Accepted after revision 30 January 2003

Publication Date:
09 December 2017 (online)

Summary

We have investigated the mechanisms leading to platelet aggregation following thrombin interaction with the glycoprotein (GP) Ib-IX-V complex. We show that platelets desensitized for the two thrombin receptors, PAR-1 and PAR-4, are still able to aggregate in response to thrombin and that this aggregation can be inhibited by a monoclonal antibody (VM16d) that blocks thrombin binding to GPIbα, or by pretreatment of platelets with Mocarhagin, a protease that specifically cleaves GPIbα. The thrombin/GPIbα-initiated signaling cascade induces platelet shape change through activation of the Rho kinase p160ROCK, independent of calcium mobilization, transient MEK-1 phosphorylation as well as the cleavage of talin through a calcium-independent mechanism.
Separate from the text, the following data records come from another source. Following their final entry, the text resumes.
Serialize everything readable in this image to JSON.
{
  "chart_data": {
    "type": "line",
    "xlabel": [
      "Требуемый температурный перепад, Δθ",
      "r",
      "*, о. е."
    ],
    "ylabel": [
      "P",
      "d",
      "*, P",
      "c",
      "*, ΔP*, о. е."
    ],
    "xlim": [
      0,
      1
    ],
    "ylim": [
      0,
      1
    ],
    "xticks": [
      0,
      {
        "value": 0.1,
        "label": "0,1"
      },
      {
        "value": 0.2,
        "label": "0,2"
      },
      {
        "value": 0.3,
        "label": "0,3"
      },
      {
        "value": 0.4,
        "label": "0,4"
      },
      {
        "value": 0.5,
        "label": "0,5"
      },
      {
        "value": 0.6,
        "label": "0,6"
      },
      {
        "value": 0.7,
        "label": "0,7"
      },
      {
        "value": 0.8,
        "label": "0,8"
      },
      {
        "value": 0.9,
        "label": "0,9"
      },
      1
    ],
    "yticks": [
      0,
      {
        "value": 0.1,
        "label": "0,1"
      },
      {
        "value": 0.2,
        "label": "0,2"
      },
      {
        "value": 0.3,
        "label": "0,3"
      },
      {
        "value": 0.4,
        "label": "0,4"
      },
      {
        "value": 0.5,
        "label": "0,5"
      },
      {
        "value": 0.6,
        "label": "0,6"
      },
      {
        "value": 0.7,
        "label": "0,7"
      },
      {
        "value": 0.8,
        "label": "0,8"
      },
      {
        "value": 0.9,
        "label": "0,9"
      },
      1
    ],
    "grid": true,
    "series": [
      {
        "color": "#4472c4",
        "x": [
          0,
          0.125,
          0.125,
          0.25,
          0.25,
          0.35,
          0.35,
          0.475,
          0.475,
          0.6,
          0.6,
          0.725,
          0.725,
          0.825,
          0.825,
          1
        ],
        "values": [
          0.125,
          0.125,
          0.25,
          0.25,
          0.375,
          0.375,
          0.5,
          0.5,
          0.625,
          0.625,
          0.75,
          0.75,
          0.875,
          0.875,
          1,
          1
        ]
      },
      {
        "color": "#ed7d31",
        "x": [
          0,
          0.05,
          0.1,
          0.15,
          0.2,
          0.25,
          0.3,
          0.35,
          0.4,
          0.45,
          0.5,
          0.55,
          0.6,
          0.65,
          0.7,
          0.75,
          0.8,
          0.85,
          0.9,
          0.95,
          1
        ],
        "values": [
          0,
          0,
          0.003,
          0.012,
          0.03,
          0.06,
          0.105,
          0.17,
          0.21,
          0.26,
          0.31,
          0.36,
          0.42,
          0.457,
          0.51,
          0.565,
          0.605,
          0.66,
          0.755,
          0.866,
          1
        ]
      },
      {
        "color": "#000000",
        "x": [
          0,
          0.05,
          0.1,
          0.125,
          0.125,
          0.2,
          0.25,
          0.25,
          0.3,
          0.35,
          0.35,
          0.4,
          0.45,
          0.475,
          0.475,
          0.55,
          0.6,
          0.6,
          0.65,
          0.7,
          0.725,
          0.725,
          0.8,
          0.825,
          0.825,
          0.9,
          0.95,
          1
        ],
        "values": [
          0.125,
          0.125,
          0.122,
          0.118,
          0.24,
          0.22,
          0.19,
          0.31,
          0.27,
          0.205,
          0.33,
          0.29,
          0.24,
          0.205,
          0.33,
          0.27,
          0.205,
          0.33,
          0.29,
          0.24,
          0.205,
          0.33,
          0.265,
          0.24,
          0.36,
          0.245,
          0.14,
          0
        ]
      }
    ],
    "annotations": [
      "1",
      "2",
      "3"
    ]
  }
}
This signaling cascade does not induce the exposure of high affinity αIIbβ3 integrin receptors, nor does it lead to µ-calpain cleavage of filamin or the integrin cytoplasmic tail. In contrast, we provide evidence that binding of thrombin to GPIbα induces fibrin binding to resting αIIbβ3 leading to fibrin-dependent platelet aggregation and clot retraction, that can be selectively inhibited by αIIbβ3 antagonists such as RGDS, the dodecapeptide or lamifiban, as well as by the fibrin polymerization inhibitor GPRP-amide.